(UDHAYAM, SYDNEY) – The euro briefly vaulted to five-month peaks on Monday after the market’s favored candidate won through the first round of the French election, reducing the risk of a Brexit-like shock and sparking a mass unwinding of safe-haven trades.
E-mini futures for the S&P 500 ESc1 climbed 0.8 percent in early trade, while yields on 10-year U.S. Treasury notes US10YT=RR rose almost 8 basis points to 2.31 percent.
Japan’s Nikkei .N225 jumped 1.3 percent as the yen retreated, while MSCI’s broadest index of Asia-Pacific shares outside Japan .MIAPJ0000PUS edged up 0.2 percent.
Shanghai shares .SSEC, however, fell 1.5 percent after state media signaled Beijing would tolerate more market volatility as regulators clamp down on riskier financing.
In France, Centrist Emmanuel Macron took a big step toward the presidency on Sunday by winning the first round of voting and qualifying for the May 7 runoff alongside far-right leader Marine Le Pen.
The outcome lessens the risk of an anti-establishment shock on the scale of Britain’s vote to quit the European Union with Macron widely tipped to win the final vote and keep France in the union.

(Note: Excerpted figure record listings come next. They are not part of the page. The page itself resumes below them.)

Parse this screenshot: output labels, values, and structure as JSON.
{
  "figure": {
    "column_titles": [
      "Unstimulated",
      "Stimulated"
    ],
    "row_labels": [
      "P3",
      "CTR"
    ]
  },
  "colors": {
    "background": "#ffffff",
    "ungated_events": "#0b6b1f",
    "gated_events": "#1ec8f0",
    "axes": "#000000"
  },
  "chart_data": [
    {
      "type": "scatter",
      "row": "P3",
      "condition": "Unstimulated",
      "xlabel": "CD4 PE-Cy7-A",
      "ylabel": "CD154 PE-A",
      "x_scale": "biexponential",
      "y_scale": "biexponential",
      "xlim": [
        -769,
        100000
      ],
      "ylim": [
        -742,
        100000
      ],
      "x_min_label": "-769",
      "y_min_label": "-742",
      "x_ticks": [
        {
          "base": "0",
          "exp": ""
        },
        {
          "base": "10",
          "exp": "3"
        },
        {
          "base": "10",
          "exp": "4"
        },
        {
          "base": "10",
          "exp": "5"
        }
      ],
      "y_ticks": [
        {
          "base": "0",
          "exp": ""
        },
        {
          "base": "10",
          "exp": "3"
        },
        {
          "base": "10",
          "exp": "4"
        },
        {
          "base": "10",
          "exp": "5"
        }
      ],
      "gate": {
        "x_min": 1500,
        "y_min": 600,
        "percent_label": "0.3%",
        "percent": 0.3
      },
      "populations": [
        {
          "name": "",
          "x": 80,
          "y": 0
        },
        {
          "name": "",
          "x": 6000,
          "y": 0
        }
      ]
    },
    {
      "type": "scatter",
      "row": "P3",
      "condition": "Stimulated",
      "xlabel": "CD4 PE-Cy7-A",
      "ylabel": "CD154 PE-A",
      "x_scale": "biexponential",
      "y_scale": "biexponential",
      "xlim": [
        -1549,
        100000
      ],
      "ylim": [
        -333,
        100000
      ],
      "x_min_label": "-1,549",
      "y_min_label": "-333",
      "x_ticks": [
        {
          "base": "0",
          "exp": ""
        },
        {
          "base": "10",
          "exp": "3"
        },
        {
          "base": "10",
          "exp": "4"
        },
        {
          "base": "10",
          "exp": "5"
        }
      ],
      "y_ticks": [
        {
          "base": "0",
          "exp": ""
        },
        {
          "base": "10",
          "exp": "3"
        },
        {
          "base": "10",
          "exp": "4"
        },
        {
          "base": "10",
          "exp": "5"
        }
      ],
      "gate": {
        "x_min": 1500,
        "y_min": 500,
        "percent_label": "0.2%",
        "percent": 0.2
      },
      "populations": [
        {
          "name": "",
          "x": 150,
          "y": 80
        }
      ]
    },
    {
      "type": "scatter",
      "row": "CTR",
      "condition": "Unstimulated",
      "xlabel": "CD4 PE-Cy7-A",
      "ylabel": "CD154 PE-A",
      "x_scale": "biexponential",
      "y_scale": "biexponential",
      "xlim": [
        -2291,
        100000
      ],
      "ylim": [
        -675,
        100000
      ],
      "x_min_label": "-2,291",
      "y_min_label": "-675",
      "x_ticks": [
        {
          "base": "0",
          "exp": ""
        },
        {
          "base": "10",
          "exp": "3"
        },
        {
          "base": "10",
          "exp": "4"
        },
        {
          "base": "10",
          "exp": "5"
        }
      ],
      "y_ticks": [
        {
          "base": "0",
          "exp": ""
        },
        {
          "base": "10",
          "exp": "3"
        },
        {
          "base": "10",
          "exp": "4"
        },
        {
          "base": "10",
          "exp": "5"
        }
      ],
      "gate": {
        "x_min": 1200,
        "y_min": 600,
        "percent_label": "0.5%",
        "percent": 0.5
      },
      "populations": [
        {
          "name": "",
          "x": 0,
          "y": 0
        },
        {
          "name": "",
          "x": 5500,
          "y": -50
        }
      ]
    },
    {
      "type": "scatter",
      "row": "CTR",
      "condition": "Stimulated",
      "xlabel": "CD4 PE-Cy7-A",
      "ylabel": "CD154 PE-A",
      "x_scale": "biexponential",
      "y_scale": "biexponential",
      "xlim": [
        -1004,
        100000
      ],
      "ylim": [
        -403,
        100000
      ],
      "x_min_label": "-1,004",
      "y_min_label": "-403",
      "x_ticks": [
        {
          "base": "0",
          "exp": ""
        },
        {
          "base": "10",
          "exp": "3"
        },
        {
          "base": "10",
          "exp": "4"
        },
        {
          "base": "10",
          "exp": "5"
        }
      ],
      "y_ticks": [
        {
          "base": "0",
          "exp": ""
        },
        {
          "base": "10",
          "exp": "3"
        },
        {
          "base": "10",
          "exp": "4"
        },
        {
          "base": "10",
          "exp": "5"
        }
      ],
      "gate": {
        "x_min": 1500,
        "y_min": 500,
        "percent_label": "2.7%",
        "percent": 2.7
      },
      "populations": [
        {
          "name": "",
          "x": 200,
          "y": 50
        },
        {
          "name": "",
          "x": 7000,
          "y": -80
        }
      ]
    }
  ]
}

Opinion polls put Macron ahead by over 20 points, a lead so large that a repeat of the Brexit surprise seemed highly unlikely.
Investors had feared for the single currency’s future if one of the far-left candidates had gotten through to fight Le Pen. The euro jumped in relief, and was last up 1.1 percent at $1.0845 EUR=, having been as far as $1.0940, the highest since early November.
The safe-haven yen slipped across the board with the euro surging 2 percent to 119.32 yen EURJPY= while the U.S. dollar gained 0.9 percent to 109.99 yen JPY=. Likewise, gold fell 0.7 percent to $1,274.70 an ounce XAU=.